59 – Le prix du bien devra être réglé dans les six mois suivant l'une ou l'autre de ces mêmes dates . L'ancien propriétaire conserve la jouissance du bien jusqu'au paiement intégral du prix (Art. L.213-15 et L.142-7 C.urb.).

1°) - Sanction du défaut de paiement du prix

60 - A défaut de paiement du prix dans le délai susvisé, le bien est rétrocédé à la demande du propriétaire, par acte authentique ou sous seing privé selon que la vente a été ou non constatée par acte authentique (Art. L.213-14 C.urb.)

Le propriétaire peut néanmoins poursuivre la réalisation forcée de la vente.

* Civ. 3°, 2 juin 1999, D. 1999 I.R. p.196.

2°) – Retard dans le paiement

61 - Dans une affaire relative au délaissement par les propriétaires d’un bien situé en ZAD, la Cour de Cassation avait déjà décidé dans un arrêt du 1er février 1983 (AFTRP c./ cts Joffre), que l’art. R.13-78 du C.expro. - actuel art.R.323-14 - était applicable et que l’intérêt légal était dû en cas de paiement tardif du prix par le titulaire du droit de préemption, lequel prétendait que la seule sanction applicable consistait en la rétrocession du bien. La même solution semblait devoir s’imposer en cas de préemption et certains auteurs l’admettaient(notamment Bouyssou et Hugot, C. de l'urbanisme Ed. Litec), ce qui a été confirmé par la suite

* Civ. 3°, 14 oct. 1991, n° 90-10314, Ville de Paris c. Baumgartner ès q., G.P. 1992, panor. p. 84.
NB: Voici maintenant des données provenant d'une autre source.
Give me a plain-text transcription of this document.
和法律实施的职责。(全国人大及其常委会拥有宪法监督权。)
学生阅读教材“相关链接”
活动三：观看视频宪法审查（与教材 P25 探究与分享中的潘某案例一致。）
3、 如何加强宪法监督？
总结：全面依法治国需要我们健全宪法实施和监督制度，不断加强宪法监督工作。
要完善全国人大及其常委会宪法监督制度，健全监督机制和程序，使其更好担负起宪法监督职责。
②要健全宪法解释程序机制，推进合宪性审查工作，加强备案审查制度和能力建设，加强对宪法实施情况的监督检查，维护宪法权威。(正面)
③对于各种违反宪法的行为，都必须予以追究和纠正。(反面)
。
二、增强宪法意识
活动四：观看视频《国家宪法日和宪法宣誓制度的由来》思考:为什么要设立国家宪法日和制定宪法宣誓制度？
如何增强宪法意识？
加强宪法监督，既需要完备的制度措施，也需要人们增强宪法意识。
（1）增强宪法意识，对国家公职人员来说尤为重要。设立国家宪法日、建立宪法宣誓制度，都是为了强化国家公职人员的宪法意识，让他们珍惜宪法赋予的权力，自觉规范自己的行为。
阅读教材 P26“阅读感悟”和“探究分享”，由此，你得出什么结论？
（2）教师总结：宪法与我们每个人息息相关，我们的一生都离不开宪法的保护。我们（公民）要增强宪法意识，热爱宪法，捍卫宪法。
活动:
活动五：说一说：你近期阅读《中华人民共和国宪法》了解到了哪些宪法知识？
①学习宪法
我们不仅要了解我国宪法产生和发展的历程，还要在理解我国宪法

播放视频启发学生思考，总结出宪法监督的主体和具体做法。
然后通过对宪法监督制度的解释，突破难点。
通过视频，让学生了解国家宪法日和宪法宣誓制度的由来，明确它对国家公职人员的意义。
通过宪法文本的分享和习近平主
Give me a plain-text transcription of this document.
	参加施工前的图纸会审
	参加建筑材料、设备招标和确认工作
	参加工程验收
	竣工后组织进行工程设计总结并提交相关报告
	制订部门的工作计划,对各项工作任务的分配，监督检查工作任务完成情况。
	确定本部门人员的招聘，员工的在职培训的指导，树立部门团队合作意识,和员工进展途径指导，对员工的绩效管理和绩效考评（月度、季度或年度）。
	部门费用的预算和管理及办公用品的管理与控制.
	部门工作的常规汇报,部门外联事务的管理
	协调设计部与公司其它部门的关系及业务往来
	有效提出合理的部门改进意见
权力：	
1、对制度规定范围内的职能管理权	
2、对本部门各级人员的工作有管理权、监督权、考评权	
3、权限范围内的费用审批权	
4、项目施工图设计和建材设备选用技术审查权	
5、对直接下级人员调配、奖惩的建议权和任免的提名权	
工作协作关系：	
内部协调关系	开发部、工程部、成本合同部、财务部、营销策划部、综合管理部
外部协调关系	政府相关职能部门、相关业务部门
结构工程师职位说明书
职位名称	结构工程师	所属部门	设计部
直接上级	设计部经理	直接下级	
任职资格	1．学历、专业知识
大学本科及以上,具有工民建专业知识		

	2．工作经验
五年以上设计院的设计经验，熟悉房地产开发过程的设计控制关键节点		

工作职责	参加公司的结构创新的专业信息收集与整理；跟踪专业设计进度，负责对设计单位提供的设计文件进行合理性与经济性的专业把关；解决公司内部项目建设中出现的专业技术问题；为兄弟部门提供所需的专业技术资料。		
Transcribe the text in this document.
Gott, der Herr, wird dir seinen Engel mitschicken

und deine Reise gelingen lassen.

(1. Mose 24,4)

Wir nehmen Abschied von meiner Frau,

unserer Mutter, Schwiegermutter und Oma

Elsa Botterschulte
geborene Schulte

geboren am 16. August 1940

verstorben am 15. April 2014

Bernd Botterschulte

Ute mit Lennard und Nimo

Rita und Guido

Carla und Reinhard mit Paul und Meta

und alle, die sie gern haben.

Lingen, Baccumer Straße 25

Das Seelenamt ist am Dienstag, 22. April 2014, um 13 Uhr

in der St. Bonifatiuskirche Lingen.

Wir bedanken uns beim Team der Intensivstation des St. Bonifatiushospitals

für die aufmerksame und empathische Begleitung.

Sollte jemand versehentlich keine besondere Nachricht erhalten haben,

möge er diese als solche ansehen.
La jurisprudence administrative était cependant plus réservée, en décidant que le propriétaire n'était pas titulaire d'un droit de créance à l'encontre de l'administration.

* C.E. 3° et 5° ss. 24 juil. 1987.

Mais elle admettait aussi que le retard de paiement entraînait la responsabilité de l'administration, se déclarant ainsi compétente en la matière.

* CAA Paris 15 mars 1994, Dr. Adm. 1994, n° 375.

La question de la compétence en cas de retard dans le paiement du prix est désormais réglée au profit de la juridiction judiciaire

* T.C. 9 déc. 1996, n° 02994, cts Duhamel-Corvisart., AJPI 1997 p. 1097.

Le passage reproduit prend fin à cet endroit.